As you answer that call, few people will notice the time you spend in grueling, often lonely toil in the operating room, the research lab, the library or the studio.
And the truth is that incremental results gained from this kind of dedication are rarely awe-inspiring. Indeed, rarely is your impact evident when confronting the same challenge day after day.
But the arc of Dr. Cameron’s effort tells the story of his persistence.
Over a span of decades, the time it took him to complete a Whipple operation fell from nearly nine hours to just 5-and-a-half. A patient’s hospital stay nearly dropped in half.
But perhaps most stunningly, 99 percent of Dr. Cameron’s patients survived the surgery.
Over time, he passed on his growing expertise, helped to form a small cadre of ace surgeons, and – gradually – built confidence in the Whipple.

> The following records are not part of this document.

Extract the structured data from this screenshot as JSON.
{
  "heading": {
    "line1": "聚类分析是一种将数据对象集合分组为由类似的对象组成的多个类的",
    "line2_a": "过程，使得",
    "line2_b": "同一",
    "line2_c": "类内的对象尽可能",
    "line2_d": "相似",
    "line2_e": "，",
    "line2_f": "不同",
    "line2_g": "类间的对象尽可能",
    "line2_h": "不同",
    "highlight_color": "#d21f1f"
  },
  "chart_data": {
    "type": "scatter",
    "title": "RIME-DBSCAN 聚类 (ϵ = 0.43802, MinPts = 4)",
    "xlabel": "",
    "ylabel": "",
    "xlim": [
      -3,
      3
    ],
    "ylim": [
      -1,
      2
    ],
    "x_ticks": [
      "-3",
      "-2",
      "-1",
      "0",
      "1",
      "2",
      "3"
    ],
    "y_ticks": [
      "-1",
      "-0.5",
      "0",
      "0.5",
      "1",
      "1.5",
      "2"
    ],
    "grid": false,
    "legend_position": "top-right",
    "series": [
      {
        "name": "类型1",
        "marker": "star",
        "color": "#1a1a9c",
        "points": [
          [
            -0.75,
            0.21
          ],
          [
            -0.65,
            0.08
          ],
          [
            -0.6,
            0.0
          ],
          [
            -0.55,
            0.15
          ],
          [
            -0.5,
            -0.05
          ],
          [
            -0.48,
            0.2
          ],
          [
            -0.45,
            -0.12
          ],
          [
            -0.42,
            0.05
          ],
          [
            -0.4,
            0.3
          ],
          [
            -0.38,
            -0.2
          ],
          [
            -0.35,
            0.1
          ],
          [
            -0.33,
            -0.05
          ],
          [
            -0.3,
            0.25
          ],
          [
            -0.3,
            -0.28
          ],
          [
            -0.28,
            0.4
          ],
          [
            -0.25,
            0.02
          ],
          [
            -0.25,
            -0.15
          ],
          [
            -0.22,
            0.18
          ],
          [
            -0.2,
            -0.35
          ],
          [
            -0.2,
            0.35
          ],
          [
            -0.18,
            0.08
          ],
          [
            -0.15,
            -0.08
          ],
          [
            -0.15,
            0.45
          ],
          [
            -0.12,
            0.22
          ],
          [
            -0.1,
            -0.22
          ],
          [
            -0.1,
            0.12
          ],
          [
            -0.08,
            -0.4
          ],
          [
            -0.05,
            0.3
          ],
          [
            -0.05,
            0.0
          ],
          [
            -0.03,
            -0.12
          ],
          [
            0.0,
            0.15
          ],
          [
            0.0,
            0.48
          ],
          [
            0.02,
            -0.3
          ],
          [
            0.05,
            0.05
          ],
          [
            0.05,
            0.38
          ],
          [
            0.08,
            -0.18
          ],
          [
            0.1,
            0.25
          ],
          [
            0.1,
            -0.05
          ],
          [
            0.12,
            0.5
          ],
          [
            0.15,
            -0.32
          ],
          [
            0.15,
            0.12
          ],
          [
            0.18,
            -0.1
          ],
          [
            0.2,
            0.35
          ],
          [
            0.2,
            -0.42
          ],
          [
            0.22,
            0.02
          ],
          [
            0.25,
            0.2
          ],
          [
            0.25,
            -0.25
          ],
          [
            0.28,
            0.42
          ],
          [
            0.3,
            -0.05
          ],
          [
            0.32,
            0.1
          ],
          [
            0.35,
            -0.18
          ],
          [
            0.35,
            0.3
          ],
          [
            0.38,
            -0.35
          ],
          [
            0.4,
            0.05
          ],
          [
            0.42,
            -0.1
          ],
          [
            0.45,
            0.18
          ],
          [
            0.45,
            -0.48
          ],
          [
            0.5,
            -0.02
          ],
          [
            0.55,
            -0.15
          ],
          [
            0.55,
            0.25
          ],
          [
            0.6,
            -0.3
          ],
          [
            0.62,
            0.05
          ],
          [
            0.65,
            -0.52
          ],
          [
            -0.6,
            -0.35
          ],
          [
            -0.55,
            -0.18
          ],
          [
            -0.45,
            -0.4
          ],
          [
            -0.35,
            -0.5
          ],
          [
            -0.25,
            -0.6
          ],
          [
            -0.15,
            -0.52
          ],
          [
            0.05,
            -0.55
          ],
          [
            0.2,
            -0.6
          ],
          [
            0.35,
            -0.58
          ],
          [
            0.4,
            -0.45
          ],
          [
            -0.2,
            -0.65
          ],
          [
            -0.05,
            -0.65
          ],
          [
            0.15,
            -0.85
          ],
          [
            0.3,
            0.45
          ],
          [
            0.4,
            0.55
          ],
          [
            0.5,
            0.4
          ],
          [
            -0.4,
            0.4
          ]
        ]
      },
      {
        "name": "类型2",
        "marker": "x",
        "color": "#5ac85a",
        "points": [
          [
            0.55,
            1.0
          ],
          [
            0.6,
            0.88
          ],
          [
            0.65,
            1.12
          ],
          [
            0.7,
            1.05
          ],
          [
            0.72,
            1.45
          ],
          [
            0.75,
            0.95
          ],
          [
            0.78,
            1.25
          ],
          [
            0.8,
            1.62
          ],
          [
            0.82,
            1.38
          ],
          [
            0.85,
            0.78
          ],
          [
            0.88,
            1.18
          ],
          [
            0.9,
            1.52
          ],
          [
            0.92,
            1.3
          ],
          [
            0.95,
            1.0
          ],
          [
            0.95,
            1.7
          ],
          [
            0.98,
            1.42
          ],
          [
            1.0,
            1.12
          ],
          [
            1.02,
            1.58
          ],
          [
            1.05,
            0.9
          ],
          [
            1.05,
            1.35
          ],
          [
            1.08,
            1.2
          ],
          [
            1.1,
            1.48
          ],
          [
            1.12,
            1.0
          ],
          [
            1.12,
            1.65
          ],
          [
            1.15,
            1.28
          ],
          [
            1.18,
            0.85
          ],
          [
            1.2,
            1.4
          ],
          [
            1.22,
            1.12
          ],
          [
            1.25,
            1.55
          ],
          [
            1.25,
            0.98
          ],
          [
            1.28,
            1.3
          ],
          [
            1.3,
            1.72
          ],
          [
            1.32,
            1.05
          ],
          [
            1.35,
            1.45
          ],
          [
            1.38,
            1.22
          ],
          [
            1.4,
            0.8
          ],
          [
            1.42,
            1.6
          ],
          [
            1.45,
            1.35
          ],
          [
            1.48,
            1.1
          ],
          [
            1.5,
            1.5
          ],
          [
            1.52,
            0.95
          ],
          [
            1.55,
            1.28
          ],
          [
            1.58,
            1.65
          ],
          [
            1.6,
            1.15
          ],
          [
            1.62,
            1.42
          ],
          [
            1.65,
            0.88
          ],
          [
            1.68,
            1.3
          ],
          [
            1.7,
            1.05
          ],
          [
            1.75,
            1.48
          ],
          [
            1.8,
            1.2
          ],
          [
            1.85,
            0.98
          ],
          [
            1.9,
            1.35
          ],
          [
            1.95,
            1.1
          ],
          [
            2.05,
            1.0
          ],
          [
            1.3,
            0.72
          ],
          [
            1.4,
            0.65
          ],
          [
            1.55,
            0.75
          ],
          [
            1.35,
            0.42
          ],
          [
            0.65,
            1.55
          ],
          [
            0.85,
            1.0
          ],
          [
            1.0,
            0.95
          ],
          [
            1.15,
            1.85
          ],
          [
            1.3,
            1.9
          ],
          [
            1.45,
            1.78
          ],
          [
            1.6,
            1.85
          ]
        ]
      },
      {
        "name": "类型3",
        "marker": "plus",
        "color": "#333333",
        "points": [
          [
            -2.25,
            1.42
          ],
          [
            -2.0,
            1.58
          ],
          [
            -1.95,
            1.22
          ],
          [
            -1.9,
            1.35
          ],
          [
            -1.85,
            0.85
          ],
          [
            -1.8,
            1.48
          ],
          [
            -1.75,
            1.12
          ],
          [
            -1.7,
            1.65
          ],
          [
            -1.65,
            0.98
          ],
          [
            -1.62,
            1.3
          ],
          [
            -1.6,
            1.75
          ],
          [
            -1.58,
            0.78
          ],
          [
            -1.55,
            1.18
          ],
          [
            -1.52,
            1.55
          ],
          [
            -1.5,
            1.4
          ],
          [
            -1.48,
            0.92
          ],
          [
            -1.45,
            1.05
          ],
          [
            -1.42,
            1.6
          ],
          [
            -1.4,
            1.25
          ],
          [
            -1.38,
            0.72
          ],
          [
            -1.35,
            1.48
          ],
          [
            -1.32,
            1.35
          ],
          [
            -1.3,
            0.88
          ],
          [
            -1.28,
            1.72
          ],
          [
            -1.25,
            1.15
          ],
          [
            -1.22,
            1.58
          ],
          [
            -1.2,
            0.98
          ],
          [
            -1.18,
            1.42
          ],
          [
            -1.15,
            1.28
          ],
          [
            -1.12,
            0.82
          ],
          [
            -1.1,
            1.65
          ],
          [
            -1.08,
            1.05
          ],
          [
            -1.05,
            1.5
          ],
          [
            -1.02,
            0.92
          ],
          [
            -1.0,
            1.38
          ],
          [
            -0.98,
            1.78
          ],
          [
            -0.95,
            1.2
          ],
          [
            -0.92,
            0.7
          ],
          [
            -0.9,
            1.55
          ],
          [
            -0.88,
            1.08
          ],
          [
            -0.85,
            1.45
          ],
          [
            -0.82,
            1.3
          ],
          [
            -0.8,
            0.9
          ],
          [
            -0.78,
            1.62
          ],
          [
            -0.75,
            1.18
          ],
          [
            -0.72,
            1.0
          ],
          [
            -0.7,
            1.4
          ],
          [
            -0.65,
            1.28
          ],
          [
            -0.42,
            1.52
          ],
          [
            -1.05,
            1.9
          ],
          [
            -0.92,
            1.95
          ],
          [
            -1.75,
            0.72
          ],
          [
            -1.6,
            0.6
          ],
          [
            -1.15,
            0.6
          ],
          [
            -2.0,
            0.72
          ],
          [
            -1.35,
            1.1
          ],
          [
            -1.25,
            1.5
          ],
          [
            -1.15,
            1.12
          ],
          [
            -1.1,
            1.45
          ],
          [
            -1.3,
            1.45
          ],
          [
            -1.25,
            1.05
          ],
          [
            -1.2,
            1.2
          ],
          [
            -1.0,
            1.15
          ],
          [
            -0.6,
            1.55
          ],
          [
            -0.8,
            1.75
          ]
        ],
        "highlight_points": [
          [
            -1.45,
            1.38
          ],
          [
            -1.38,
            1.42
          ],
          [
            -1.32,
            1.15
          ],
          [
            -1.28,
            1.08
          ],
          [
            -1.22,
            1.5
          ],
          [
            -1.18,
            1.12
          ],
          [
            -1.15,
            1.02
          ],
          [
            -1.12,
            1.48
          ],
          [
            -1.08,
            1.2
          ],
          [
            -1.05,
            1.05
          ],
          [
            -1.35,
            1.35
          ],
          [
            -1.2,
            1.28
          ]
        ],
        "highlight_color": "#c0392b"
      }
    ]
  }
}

Watching him in that operating room last September, I was awed by his skill, his patience, his precision and his determination.
And, of course, little did I know that …
A month later, I would be a patient on that operating table and that my surgeon would be one of Dr. Cameron’s mentees who holds the John L. Cameron chair in surgery.
To say I am among the lucky ones is a cosmic understatement.
Thankfully, my problem was not pancreatic cancer. And thankfully, I happened to arrive here – at Hopkins, this epicenter of Whipple surgeries – just months before I would learn of my illness.
My luck stems directly from Dr. Cameron’s relentlessness and persistence … surgery after surgery … year after year. Learning. Honing. Perfecting.
When I look out on this audience, I know that there are countless Dr. Camerons among you.
I hope that you find your passion – whether in medicine, civil engineering, archeology, poetry or business – and then pursue it with the same relentless discipline that has marked and defined Dr Cameron’s career.
Your patience and your perseverance will save lives, rebuild cities, discover our history, affect humanity and enrich our existence.
As Dr. Cameron, Mayor Bloomberg and so many others in our Hopkins community have shown, the solutions you stubbornly pursue could change the world.
Members of the Class of 2010: There’s a way to do it better. Find it. And change the world.